With simultaneous use with isoniazid, ketoconazole, and metoprolol, a slowdown in the metabolism of diazepam and an increase in its concentration in blood plasma are possible.

With simultaneous use with propranolol and valproic acid, an increase in the level of diazepam in blood plasma is possible.

With simultaneous use with rifampicin, an increase in the metabolism of diazepam and, as a result, a decrease in its concentration in blood plasma are possible.

With simultaneous use with inducers of liver microsomal enzymes, a decrease in the effectiveness of diazepam is possible.

With simultaneous use with antihypertensive agents, an increase in arterial hypotension is possible.

With simultaneous use with clozapine, severe arterial hypotension, respiratory depression are possible.

With simultaneous use with cardiac glycosides, an increase in the concentration of the latter in the blood serum and the development of digitalis intoxication are possible (as a result of competitive binding to plasma proteins).

With simultaneous use with levodopa, suppression of the antiparkinsonian effect is possible.

With simultaneous use with zidovudine, an increase in the toxicity of zidovudine is possible.

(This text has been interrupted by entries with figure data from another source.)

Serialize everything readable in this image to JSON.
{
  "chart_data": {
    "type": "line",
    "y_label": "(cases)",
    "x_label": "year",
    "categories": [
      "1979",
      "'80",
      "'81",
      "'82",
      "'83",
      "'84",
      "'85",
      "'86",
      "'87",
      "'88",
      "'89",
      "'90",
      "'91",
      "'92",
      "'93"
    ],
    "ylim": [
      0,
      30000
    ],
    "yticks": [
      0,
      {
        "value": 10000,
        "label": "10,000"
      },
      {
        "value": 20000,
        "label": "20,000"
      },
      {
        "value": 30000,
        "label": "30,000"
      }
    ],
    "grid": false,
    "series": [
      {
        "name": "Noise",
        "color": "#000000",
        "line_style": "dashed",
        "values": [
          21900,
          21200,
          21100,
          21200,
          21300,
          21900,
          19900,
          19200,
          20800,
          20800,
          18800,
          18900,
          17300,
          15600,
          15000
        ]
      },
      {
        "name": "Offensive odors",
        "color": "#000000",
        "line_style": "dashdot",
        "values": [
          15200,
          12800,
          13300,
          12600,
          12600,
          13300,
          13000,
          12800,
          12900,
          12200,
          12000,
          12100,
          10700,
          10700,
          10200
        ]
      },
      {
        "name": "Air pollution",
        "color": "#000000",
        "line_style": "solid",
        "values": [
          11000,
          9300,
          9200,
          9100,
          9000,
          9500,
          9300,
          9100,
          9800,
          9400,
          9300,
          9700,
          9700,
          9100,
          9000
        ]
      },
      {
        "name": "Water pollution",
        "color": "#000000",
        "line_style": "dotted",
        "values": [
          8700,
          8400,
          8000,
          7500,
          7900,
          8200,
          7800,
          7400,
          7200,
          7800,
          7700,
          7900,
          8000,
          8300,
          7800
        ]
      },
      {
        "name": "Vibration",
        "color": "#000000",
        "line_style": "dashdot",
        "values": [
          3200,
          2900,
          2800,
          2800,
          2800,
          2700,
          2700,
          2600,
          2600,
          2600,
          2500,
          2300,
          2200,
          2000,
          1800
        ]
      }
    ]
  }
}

With simultaneous use, omeprazole prolongs the elimination time of diazepam.

With simultaneous use with theophylline in low doses, a decrease in the sedative effect of diazepam is possible.

Premedication with diazepam allows reducing the dose of fentanyl required for induction of general anesthesia and shortens the time to onset of general anesthesia.

Diazepam is pharmaceutically incompatible in the same syringe with other drugs.

Storage Conditions

Store at 2°C (36°F) to 25°C (77°F). Keep in original packaging, protected from light. Keep out of reach of children.

Dispensing Status

Rx Only

Important Safety Information

This information is for educational purposes only and does not replace professional medical advice. Always consult your doctor before use. Dosage and side effects may vary. Use only as prescribed.